In the time since his brief stint with Whitesnake, Vai did begin to focus on recording solo material, and while his music as a solo artist is considerably better than his work with various bands, it's still a bit of a mixed bag. Epic has done their part to introduce more people to Vai's solo output with The Infinite Steve Vai: An Anthology, and while it does showcase Vai's supreme talents as a shredder extraordinaire, as well as an often clever composer, this two-disc set does prove to be a bit too exhausting.
Vai's self-produced, self-released 1984 solo debut Flex Able came out between his collaborations with Frank Zappa and Alcatrazz, and it still remains one of his best albums. Alternately playful, soulful, and hard-rocking, the three selections from this album on the compilation are ambitious, yet accessible.

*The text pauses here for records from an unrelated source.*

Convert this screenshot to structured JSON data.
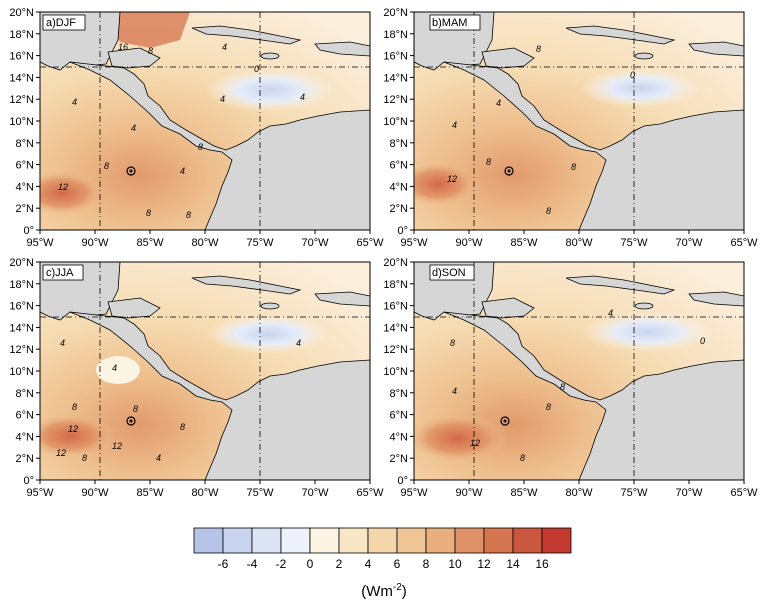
{
  "panels": [
    {
      "id": "djf",
      "label": "a)DJF"
    },
    {
      "id": "mam",
      "label": "b)MAM"
    },
    {
      "id": "jja",
      "label": "c)JJA"
    },
    {
      "id": "son",
      "label": "d)SON"
    }
  ],
  "lon_ticks": [
    "95°W",
    "90°W",
    "85°W",
    "80°W",
    "75°W",
    "70°W",
    "65°W"
  ],
  "lat_ticks": [
    "0°",
    "2°N",
    "4°N",
    "6°N",
    "8°N",
    "10°N",
    "12°N",
    "14°N",
    "16°N",
    "18°N",
    "20°N"
  ],
  "colorbar": {
    "labels": [
      "-6",
      "-4",
      "-2",
      "0",
      "2",
      "4",
      "6",
      "8",
      "10",
      "12",
      "14",
      "16"
    ],
    "colors": [
      "#b7c3e6",
      "#c9d4ee",
      "#dbe3f4",
      "#ecf1fa",
      "#fdf5e4",
      "#f9e6c6",
      "#f4d6ab",
      "#efc595",
      "#e9af7d",
      "#df9265",
      "#d67651",
      "#cb5640",
      "#c43a30"
    ],
    "unit_main": "(Wm",
    "unit_sup": "-2",
    "unit_close": ")"
  },
  "land_color": "#d6d6d6",
  "contour_labels": {
    "djf": [
      "4",
      "4",
      "8",
      "12",
      "8",
      "8",
      "4",
      "4",
      "8",
      "0",
      "4",
      "16",
      "8",
      "4"
    ],
    "mam": [
      "8",
      "8",
      "4",
      "4",
      "12",
      "8",
      "0",
      "8"
    ],
    "jja": [
      "4",
      "4",
      "8",
      "12",
      "12",
      "8",
      "8",
      "4",
      "12",
      "8",
      "4"
    ],
    "son": [
      "8",
      "4",
      "12",
      "8",
      "0",
      "8",
      "4",
      "8"
    ]
  }
}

The gorgeous "Salamanders in the Sun" has Zappa written all over it, with its complex rhythms, whimsical melody, and jazz influences. "The Attitude Song" fuses rock and funk, while the more wistful acoustic tune "Burnin' Down the Mountain", from the outtakes collection Flex-Able Leftovers, has more of a contemplative, Jimmy Page feel, not to mention a hint of an Eastern feel that Vai would explore more deeply on subsequent releases.
1990's Passion and Warfare has Vai at his most ambitious, as he seemingly tries anything and everything, from the pompous strains of "Liberty", to the wicked hard rock of "The Animal", but it's the more progressive rock-influenced songs such as "The Riddle", "For the Love of God", and especially the emotional "Blue Powder" that stand out the most. The tracks "Babylon" and "Fire Garden Suite: Bull Whip, Pusa Road, Angel Food, Taurus Bulba", from 1996's Fire Garden reach thrilling heights for its 13 minute duration, coming close to matching the likes of King Crimson, with its intricate prog-rock arrangement. The much more silly "Ya-Yo Gakk" is a cute interchange between Vai's guitar and his son's toddler babbling, while "The Blood & Tears", from 1999's The Ultra Zone, is a sumptuous blend of Vai's guitar rock with Indian vocals. Also from the same album, Vai pays fitting tribute to Frank Zappa on the aptly titled "Frank", and to Steve Ray Vaughan on "Jibboom".
The rest of the anthology, though, starts to get too repetitive for anyone who isn't the biggest guitar enthusiast, and it's also disappointing to note that none of Vai's work with Zappa and Public Image Ltd. is represented on the compilation. The problem with the compositions that fail to work is an obvious one, in that there's no memorable melody whatsoever, as the listener quickly gets overwhelmed by preening, emotionless solos and forgettable riffs. Songs like "Rescue Me or Bury Me" and Whitesnake's "Kittens Got Claws" are nothing but empty exercises in shallow lite metal, and Vai's tepid cover of "Christmas Time is Here" lacks any feeling whatsoever. That remains the one major flaw in Vai's music; unlike his buddy Satriani, whose Surfing With the Alien is simple, fun, instrumental rock 'n' roll, Vai often tries too hard to impress. He's managed to make good music sporadically for the past two decades, but The Infinite Steve Vai lacks enough quality material to warrant a two-disc set.